The scheme displayed a sophisticated insight into outsiders’ mentality and interests. It recognized that foreigners, especially reporters, like being able to poke around unsupervised, try harder to see anything they’re told is out-of-bounds, and place extra weight on things they believe they have found without guidance. By saying nothing at all about this plan, the government could let influential visitors “discover” how freely information was flowing in China, with all that that implied. In exchange, the government would give up absolutely nothing. If visiting dignitaries, athletes, and commentators searched for a “Free Tibet” site or found porn that is usually banned in China, what’s the harm? They had seen worse back at home.
When the Olympics actually started, things did not go exactly according to plan. As soon as journalists began checking in at their Olympic hotels, they began complaining about all the Web sites they couldn’t reach. Chinese officials replied woodenly that this was China, and established Chinese procedures must be obeyed: Were the arrogant foreigners somehow suggesting that they were too good to comply with China’s sovereign laws? Unlike the brilliant advance scheme, all this was reported.

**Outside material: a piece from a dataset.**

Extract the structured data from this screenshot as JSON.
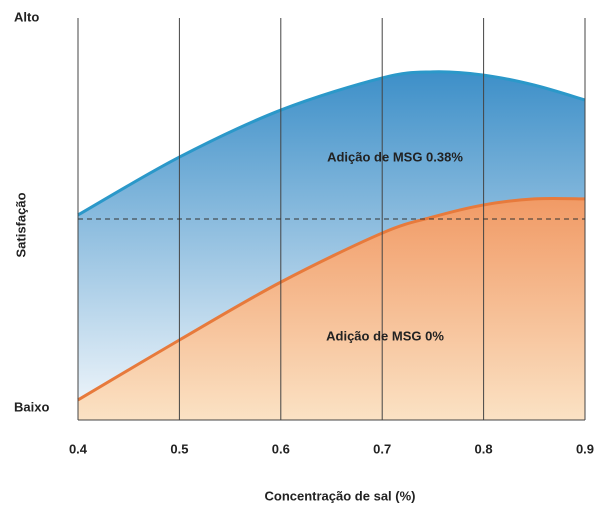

After huddling with officials from the International Olympic Committee, who had been touting China’s commitment to free information flow during the Games, the Chinese government quietly reversed its stance. For a few days, controls seemed to have been lifted for Internet users in many parts of Beijing—in my apartment, far from the main Olympic areas, I could get to usually blocked sites, like any BlogSpot blog, without using a Virtual Private Network (VPN). Eventually the controls came back on for everyone except users in the special Olympic areas. By then the Chinese government had turned a potential PR masterstroke into a fiasco. Now what the foreign visitors could tell friends back home was that they knew firsthand that China’s Internet is indeed censored, that its government could casually break its promise of free information flow during the Games, and that foreign complaints could bully it back into line.